Mieczyslaw Weinberg (1919-1996)
Piano Sonata No.1
Elisaveta Blumina piano
CPO 777 517-2
The music of Mieczyslaw Weinberg has been gradually finding a worldwide audience in the 15 years since he died. It has been a long and painfully slow process, but performers are gradually rediscovering his works, which are prolific and accomplished, and which seem to cover pretty much every important genre and instrumental combination. 2011 could be something of a breakthrough year for the composer, at least in the English-speaking world, with the UK première of his opera 'The Portrait' at Opera North, and a handsome new biography by David Fanning (admittedly published in Germany, but in the English language).
Comparisons are difficult with Weinberg. He was a close friend of Shostakovich, and his music shares many traits with that of his more famous compatriot. Weinberg's Jewish heritage often shines through in the melodic identity of his music, creating a clear parallel with Shostakovich's works with Jewish themes. And there is a darkness to Weinberg's music that often matches Shostakovich when he is at his most morose. But what distinguishes the two men is Shostakovich's talent for irony, for creating interacting, and often opposing, simultaneous levels of meaning. That can provide essential levity to Shostakovich's music, but is sorely lacking in Weinberg, especially when he is at his most serious.
Thankfully, the works on this disc find the composer in a different frame of mind, all are serious and dramatic, but in general the textures are lighter than typical Weinberg. This disc presents the composer at his most approachable, making it an ideal introduction to his music.
The Children's Notebooks were written for the composer's 12 year old daughter. She must have been an extremely competent pianist, because these aren't easy at all. If he gives her any concessions, it is in the number of notes on the page. That is perhaps what makes the pieces more approachable than most of his other music, the (relative) lightness of texture. Dramatically, though, they are anything but light, and the 23 movements move between a wide range of emotions and temperaments. The music was written in 1944-45, and even though the family had been evacuated to Uzbekistan, it is easy to tell from the music that there is a war on.
From an interpretational point of view, the lighter textures of the music are perhaps more of a hindrance than a help. They mean that the pianist is required to evoke intense drama, but with few resources. Elisaveta Blumina gets the tone just right. There is plenty of turbulence here, and plenty of drama. But she also maintains that valuable clarity that makes these works so attractive. There is also an impressive coherency about the reading, a sense of stylistic logic that allows each movement to follow on from the last, often in spite of radical contrasts of mood and texture.

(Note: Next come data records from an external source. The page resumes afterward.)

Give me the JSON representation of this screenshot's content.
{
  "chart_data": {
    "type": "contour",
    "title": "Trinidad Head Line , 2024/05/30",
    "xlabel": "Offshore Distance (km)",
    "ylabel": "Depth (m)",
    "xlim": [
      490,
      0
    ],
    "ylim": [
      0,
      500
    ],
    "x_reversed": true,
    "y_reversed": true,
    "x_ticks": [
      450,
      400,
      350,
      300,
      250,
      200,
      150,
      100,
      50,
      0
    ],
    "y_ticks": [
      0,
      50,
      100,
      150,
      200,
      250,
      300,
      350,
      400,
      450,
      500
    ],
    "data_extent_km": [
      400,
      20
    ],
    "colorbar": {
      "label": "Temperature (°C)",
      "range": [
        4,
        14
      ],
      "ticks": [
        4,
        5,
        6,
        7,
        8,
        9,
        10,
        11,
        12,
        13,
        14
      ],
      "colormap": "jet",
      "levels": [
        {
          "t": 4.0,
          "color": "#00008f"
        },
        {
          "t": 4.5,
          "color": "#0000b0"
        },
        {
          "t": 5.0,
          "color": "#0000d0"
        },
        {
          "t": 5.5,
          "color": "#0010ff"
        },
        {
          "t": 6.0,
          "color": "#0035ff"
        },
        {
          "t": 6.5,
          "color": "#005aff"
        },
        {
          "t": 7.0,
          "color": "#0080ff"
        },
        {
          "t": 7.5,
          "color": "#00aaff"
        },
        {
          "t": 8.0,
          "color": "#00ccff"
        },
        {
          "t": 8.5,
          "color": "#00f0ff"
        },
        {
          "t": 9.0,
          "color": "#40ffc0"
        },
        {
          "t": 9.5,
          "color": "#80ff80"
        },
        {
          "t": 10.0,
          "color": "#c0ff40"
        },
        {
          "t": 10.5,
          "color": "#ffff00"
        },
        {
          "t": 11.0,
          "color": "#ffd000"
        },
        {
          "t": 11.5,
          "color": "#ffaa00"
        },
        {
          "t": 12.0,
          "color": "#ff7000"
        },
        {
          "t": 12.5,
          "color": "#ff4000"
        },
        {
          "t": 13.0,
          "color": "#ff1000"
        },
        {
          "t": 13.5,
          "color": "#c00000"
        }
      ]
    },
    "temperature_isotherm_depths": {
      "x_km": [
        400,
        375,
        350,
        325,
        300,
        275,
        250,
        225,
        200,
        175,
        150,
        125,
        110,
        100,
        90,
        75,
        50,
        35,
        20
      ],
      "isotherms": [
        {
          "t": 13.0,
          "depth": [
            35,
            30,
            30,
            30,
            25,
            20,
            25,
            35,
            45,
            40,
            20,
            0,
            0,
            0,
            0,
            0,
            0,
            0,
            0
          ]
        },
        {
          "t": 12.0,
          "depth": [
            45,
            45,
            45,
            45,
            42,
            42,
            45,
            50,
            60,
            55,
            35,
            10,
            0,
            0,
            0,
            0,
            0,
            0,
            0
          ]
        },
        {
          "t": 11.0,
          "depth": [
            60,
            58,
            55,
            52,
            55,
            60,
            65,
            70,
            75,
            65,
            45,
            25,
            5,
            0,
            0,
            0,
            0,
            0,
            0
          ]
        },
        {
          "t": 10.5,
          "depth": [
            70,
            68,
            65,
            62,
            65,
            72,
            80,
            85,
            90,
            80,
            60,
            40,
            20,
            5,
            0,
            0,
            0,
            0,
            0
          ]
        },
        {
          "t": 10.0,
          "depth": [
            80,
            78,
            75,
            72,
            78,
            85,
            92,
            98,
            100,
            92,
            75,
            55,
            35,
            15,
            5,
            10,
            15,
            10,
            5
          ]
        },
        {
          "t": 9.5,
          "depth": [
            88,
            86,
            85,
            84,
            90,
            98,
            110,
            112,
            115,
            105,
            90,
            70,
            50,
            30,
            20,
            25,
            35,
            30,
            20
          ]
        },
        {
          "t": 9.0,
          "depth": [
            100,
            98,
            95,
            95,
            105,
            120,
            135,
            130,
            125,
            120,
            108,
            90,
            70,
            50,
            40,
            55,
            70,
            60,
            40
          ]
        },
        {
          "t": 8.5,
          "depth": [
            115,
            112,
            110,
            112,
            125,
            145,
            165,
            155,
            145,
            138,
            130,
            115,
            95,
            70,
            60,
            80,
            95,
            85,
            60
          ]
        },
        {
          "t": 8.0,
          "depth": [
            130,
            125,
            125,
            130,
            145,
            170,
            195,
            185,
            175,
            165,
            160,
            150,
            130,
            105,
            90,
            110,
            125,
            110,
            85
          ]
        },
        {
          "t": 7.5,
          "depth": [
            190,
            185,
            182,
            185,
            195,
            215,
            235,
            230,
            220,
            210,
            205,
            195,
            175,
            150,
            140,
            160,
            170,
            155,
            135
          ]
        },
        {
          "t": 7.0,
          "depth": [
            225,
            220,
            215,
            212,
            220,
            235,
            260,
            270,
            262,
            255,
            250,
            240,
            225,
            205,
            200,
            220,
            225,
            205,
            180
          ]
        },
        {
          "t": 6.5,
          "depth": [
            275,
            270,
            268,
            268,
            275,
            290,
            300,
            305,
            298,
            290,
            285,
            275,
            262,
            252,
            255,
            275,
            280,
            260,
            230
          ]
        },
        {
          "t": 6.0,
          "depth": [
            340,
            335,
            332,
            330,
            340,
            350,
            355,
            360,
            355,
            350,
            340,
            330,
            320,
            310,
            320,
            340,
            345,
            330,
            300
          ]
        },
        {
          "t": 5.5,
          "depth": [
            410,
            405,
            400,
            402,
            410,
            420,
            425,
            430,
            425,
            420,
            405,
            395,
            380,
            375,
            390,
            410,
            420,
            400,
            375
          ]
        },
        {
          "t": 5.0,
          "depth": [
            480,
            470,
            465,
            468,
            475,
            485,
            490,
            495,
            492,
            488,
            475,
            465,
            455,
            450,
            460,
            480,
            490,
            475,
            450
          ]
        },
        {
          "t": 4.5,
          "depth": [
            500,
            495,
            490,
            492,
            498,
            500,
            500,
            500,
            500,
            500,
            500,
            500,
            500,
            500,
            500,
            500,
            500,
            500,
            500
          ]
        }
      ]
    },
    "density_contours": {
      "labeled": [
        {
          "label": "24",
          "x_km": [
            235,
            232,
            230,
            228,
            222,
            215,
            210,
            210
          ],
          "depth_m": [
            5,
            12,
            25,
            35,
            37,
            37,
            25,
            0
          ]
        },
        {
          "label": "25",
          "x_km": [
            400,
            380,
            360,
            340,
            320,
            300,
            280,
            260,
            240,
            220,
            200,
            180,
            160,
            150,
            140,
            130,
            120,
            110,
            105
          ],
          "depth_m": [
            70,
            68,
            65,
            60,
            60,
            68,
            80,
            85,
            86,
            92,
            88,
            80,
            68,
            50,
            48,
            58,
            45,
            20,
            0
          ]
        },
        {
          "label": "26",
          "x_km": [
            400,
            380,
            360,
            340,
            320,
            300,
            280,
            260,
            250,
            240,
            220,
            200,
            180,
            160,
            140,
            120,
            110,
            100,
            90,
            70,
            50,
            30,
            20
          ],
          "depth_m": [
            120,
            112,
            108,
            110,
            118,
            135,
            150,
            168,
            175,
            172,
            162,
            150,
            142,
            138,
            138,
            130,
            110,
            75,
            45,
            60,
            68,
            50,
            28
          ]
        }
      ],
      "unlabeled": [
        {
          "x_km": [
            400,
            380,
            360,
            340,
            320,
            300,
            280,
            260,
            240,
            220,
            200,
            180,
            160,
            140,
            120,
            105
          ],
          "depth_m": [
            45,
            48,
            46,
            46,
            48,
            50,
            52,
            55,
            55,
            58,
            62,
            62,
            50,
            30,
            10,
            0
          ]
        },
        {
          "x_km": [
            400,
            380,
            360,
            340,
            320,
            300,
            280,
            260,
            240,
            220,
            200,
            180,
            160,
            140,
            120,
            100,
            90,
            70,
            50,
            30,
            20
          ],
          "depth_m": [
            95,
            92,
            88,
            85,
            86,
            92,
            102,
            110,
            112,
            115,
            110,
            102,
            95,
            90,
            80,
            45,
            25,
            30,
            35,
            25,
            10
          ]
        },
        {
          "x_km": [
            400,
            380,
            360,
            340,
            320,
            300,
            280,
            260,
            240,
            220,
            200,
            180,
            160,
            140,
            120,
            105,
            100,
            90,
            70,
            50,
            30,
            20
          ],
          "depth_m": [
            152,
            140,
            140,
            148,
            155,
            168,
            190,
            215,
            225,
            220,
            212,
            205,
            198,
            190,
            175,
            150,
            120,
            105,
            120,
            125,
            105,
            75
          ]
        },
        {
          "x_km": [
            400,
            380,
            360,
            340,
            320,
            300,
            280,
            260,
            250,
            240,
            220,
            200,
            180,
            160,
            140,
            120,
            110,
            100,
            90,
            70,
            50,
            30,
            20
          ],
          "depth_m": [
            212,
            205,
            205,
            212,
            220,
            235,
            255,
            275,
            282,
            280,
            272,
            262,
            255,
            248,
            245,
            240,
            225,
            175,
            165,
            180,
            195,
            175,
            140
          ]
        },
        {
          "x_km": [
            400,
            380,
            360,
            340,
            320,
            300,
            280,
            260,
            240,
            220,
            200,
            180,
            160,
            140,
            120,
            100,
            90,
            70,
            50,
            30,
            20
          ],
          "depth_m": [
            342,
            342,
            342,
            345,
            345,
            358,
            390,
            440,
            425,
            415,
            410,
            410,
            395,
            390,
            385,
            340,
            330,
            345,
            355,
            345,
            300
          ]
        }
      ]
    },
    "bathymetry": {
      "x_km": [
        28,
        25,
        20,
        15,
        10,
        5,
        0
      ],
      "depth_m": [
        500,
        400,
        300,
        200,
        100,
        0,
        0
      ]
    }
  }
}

The First Sonata is a more substantial affair, with more notes, more drama and more structural innovation. In fact, Weinberg seems to be actively opposing expectations throughout the work. As with the Children's Notebooks, a melodic lyricism allows each of the movements to flow with relative ease, despite the wide variety of textures and harmonies going on underneath. The Sonata is an early work, written when the composer was only 20, and this may explain why this, too, is lighter in mood and style than his later chamber music and symphonies. The exception is the finale, which is as complex and dense as anything in the Soviet piano literature. So for a few minutes at the end of the disc we are in Prokofiev territory with colossal left hand arpeggios and everything in the right hand doubled in octaves. None of which poses any problems for Elisaveta Blumina, who seems to relish these more involved textures after the relative lightness of what has gone before.
An excellent introduction, then, to the unique music of Mieczyslaw Weinberg. The number of Soviet-era composers whose work is under-appreciated in the West is depressingly long, but the gradual increase in interest in Weinberg may mean that he can soon be struck from the list. The string sonatas and symphonies are the works that have been doing the rounds in recent years, but as this disc demonstrates, there is much in his output that should be of interest to pianists as well. Certainly, the Sonata deserves a place in the repertoire, and hopefully this excellent recording should help it to secure the reputation it deserves.